Le président américain Barack Obama, qui s’est exprimé jeudi à midi (heure américaine) sur la situation de Chrysler, s’est montré confiant sur l’avenir du constructeur après une procédure de dépôt de bilan «rapide et contrôlée».

Ce dépôt de bilan n’est pas «un signe de faiblesse, mais bien plus (un) pas supplémentaire sur la voie clairement tracée menant à la survie de Chrysler», a dit M. Obama.
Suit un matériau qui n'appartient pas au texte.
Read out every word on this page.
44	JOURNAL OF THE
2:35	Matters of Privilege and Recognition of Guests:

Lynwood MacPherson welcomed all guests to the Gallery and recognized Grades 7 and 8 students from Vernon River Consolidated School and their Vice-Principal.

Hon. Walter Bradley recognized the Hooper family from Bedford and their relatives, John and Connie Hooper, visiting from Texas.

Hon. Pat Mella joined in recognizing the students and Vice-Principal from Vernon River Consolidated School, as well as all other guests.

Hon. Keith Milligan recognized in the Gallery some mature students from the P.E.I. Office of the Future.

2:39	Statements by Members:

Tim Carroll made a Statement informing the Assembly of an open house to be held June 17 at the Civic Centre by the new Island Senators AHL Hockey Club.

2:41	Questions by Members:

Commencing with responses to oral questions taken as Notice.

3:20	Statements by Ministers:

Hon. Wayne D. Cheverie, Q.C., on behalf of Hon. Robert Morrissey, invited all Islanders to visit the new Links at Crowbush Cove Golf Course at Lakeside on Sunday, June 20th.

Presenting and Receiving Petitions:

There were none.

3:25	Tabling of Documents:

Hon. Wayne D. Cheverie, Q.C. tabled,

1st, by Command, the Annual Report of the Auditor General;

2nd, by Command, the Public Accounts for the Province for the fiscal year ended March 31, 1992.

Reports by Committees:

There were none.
Comme l’administration a les syndicats et les principaux créanciers de son côté, «cette procédure sera rapide, elle sera efficace, elle est destinée à traiter avec les quelques derniers réfractaires (aux termes actuels d’une restructuration) et elle sera contrôlée», a-t-il dit.

Quant au partenariat avec Fiat, il a «de grandes chances de réussite», a-t-il assuré.

L’opération de sauvetage de Chrysler prévoit une prise de participation initiale de 20% et pouvant aller jusqu’à 35% de Fiat dans Chrysler, une autre de 8% du gouvernement américain (une intervention historique de sa part dans l’industrie automobile) et une de 2% du gouvernement canadien, a indiqué la Maison Blanche.